There are several software-based options available for managing passwords, including those built in to your favorite browser.

Cheap and Easy (But Insecure)

I know many individuals who write down passwords, usually in their day planner or other suitable notebook. Even when the writing is shorthand or otherwise cryptic, this method is very insecure. Anyone with enough time and your notes can easily access any resource listed in the notes.

Most browsers have a built-in password database and offer to remember any password required by HTTP authentication. HTTP Auth is recognizable by the plain-Jane dialog box used to collect the authentication info, as shown in the following figure.

There are some caveats to this browser feature:

  • The authentication has to be HTTP based; the browser can't remember form fields or other methods of accomplishing a login.

  • The remembered username and password appear magically whenever the protected site is accessed—all the user has to do is click OK.

The first caveat makes the feature fairly limited in scope—most online accounts use more sophisticated protection schemes than straight HTTP Auth. The second feature allows quick and easy access to the protected site, easy access for anyone using the browser.

KeePass – The Open Source password safe

One step up from a non-protected password database (whether electronic or written) is a password vault such as KeePass. KeePass is an open source program that stores passwords in an encrypted database, requiring a master password to access that database. The KeePass vault is shown in the next figure (from the KeePass website).

The features that make KeePass a really cool (and more secure) application include these:

  • The vault uses folders to help organize your password entries into groups.

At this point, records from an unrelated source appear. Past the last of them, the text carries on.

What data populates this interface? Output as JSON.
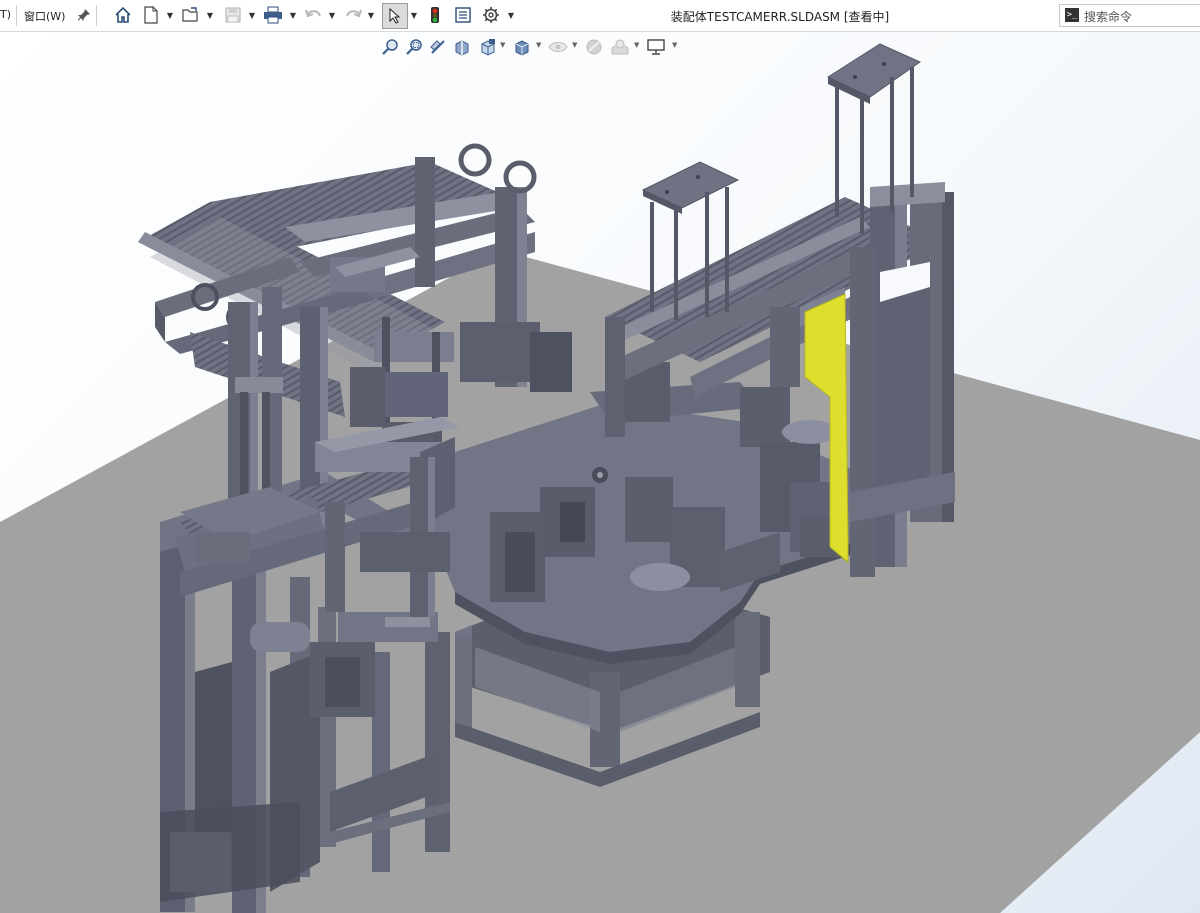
{
  "menu": {
    "left_fragment": "T)",
    "window_menu": "窗口(W)"
  },
  "toolbar": {
    "icons": [
      "pin-icon",
      "home-icon",
      "new-document-icon",
      "open-folder-icon",
      "save-icon",
      "print-icon",
      "undo-icon",
      "redo-icon",
      "select-cursor-icon",
      "traffic-light-icon",
      "file-properties-icon",
      "options-gear-icon"
    ]
  },
  "document": {
    "title": "装配体TESTCAMERR.SLDASM [查看中]"
  },
  "search": {
    "placeholder": "搜索命令",
    "icon": "command-prompt-icon"
  },
  "heads_up_toolbar": {
    "icons": [
      "zoom-to-fit-icon",
      "zoom-to-area-icon",
      "previous-view-icon",
      "section-view-icon",
      "view-orientation-icon",
      "display-style-icon",
      "hide-show-items-icon",
      "edit-appearance-icon",
      "apply-scene-icon",
      "view-settings-icon"
    ]
  },
  "colors": {
    "machine_frame": "#6e7282",
    "machine_dark": "#4b4e5c",
    "machine_light": "#8d91a1",
    "floor": "#a1a1a1",
    "highlight_part": "#dede2e"
  }
}
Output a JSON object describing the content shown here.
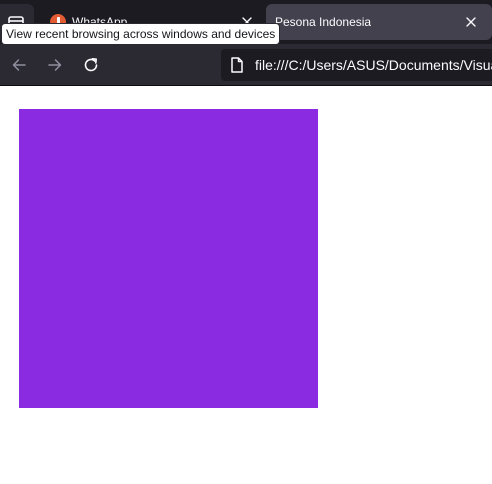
{
  "tabs": [
    {
      "title": "WhatsApp",
      "favicon": "whatsapp-icon",
      "active": false
    },
    {
      "title": "Pesona Indonesia",
      "active": true
    }
  ],
  "tooltip": {
    "text": "View recent browsing across windows and devices"
  },
  "toolbar": {
    "back_icon": "arrow-left-icon",
    "forward_icon": "arrow-right-icon",
    "reload_icon": "reload-icon"
  },
  "urlbar": {
    "url": "file:///C:/Users/ASUS/Documents/Visua"
  },
  "content": {
    "box_color": "#8a2be2"
  },
  "colors": {
    "tabstrip_bg": "#1c1b22",
    "toolbar_bg": "#2b2a33",
    "active_tab_bg": "#42414d"
  }
}
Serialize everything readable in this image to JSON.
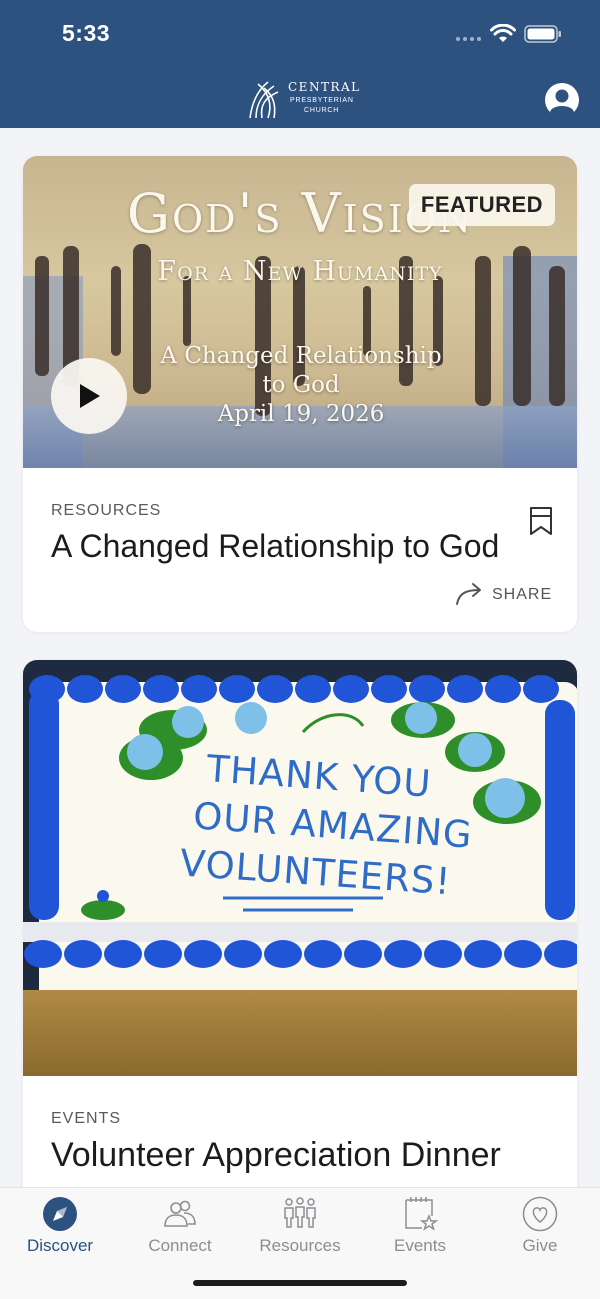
{
  "status_bar": {
    "time": "5:33"
  },
  "header": {
    "logo_line1": "CENTRAL",
    "logo_line2": "PRESBYTERIAN",
    "logo_line3": "CHURCH"
  },
  "cards": [
    {
      "badge": "FEATURED",
      "hero_title": "God's Vision",
      "hero_subtitle": "For a New Humanity",
      "hero_caption_line1": "A Changed Relationship",
      "hero_caption_line2": "to God",
      "hero_caption_line3": "April 19, 2026",
      "category": "RESOURCES",
      "title": "A Changed Relationship to God",
      "share_label": "SHARE"
    },
    {
      "cake_line1": "THANK YOU",
      "cake_line2": "OUR AMAZING",
      "cake_line3": "VOLUNTEERS!",
      "category": "EVENTS",
      "title": "Volunteer Appreciation Dinner"
    }
  ],
  "tabs": [
    {
      "label": "Discover",
      "icon": "compass-icon",
      "active": true
    },
    {
      "label": "Connect",
      "icon": "people-icon",
      "active": false
    },
    {
      "label": "Resources",
      "icon": "group-icon",
      "active": false
    },
    {
      "label": "Events",
      "icon": "calendar-star-icon",
      "active": false
    },
    {
      "label": "Give",
      "icon": "heart-icon",
      "active": false
    }
  ],
  "colors": {
    "brand": "#2d5280",
    "background": "#f3f4f7",
    "tab_inactive": "#8d8d92"
  }
}
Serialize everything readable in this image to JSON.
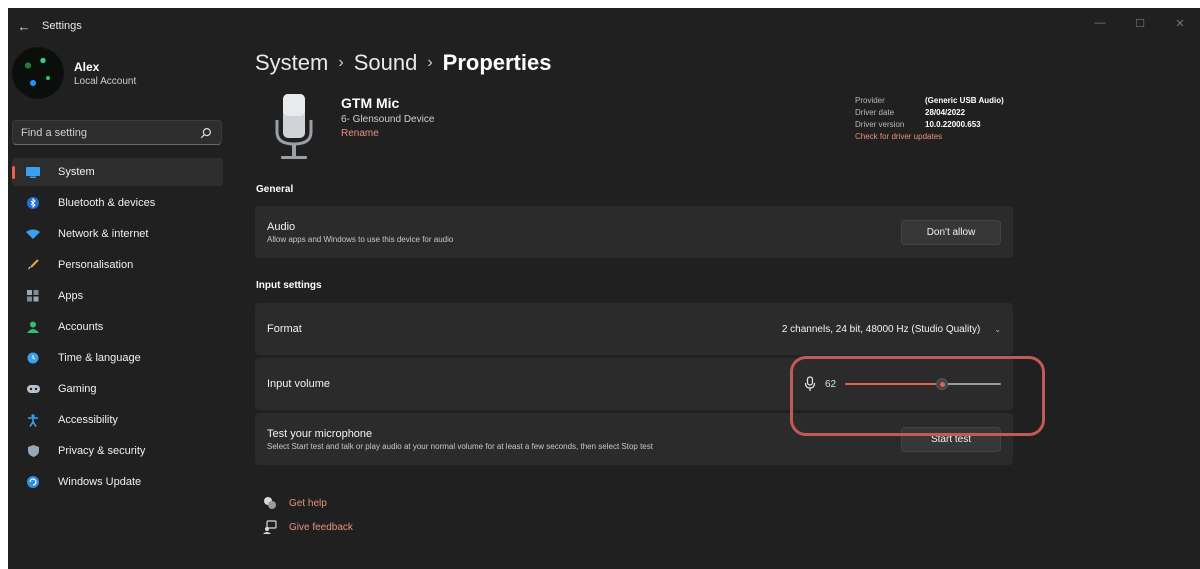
{
  "window": {
    "title": "Settings",
    "back_icon": "back-arrow-icon"
  },
  "profile": {
    "name": "Alex",
    "account_type": "Local Account"
  },
  "search": {
    "placeholder": "Find a setting"
  },
  "sidebar": {
    "items": [
      {
        "label": "System",
        "icon": "system-icon",
        "active": true
      },
      {
        "label": "Bluetooth & devices",
        "icon": "bluetooth-icon"
      },
      {
        "label": "Network & internet",
        "icon": "wifi-icon"
      },
      {
        "label": "Personalisation",
        "icon": "brush-icon"
      },
      {
        "label": "Apps",
        "icon": "apps-icon"
      },
      {
        "label": "Accounts",
        "icon": "person-icon"
      },
      {
        "label": "Time & language",
        "icon": "globe-clock-icon"
      },
      {
        "label": "Gaming",
        "icon": "gamepad-icon"
      },
      {
        "label": "Accessibility",
        "icon": "accessibility-icon"
      },
      {
        "label": "Privacy & security",
        "icon": "shield-icon"
      },
      {
        "label": "Windows Update",
        "icon": "update-icon"
      }
    ]
  },
  "breadcrumb": {
    "level1": "System",
    "level2": "Sound",
    "current": "Properties",
    "separator": "›"
  },
  "device": {
    "name": "GTM Mic",
    "subtitle": "6- Glensound Device",
    "rename_label": "Rename",
    "driver": {
      "provider_label": "Provider",
      "provider": "(Generic USB Audio)",
      "date_label": "Driver date",
      "date": "28/04/2022",
      "version_label": "Driver version",
      "version": "10.0.22000.653",
      "check_updates": "Check for driver updates"
    }
  },
  "general": {
    "heading": "General",
    "audio": {
      "title": "Audio",
      "subtitle": "Allow apps and Windows to use this device for audio",
      "button": "Don't allow"
    }
  },
  "input_settings": {
    "heading": "Input settings",
    "format": {
      "title": "Format",
      "value": "2 channels, 24 bit, 48000 Hz (Studio Quality)"
    },
    "volume": {
      "title": "Input volume",
      "value": "62",
      "level": 0.62
    },
    "test": {
      "title": "Test your microphone",
      "subtitle": "Select Start test and talk or play audio at your normal volume for at least a few seconds, then select Stop test",
      "button": "Start test"
    }
  },
  "help": {
    "get_help": "Get help",
    "give_feedback": "Give feedback"
  },
  "colors": {
    "accent": "#e8614e",
    "link": "#e8917f",
    "background": "#202020",
    "card": "#2b2b2b",
    "highlight": "#c25a57"
  }
}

  • When cutting and pasting a password from KeePass, the clipboard is automatically cleared after 10 seconds (helping ensure that the password doesn't remain there for anyone else to access).

  • The vault auto-locks when minimized or after a period of inactivity.

  • The pass-phrase to access the vault can be stored on removable media, such as a USB flash drive. Assuming that the two (computer and flash drive) aren't always connected, you can be reasonably sure no one can access the vault without your presence.

  • It autogenerates passwords and indicates how secure the manually entered passwords are.

The product is very feature-rich, but it is a bit rough around the edges. It doesn't integrate deeply into Windows—the options to populate data into web sites and applications fields are limited to cut and paste, with a few template options (text mixed in with fields from the vault). It also doesn't integrate with hardware authentication options, although this is because of a lack of APIs for the hardware instead of a shortcoming of the KeePass programmers.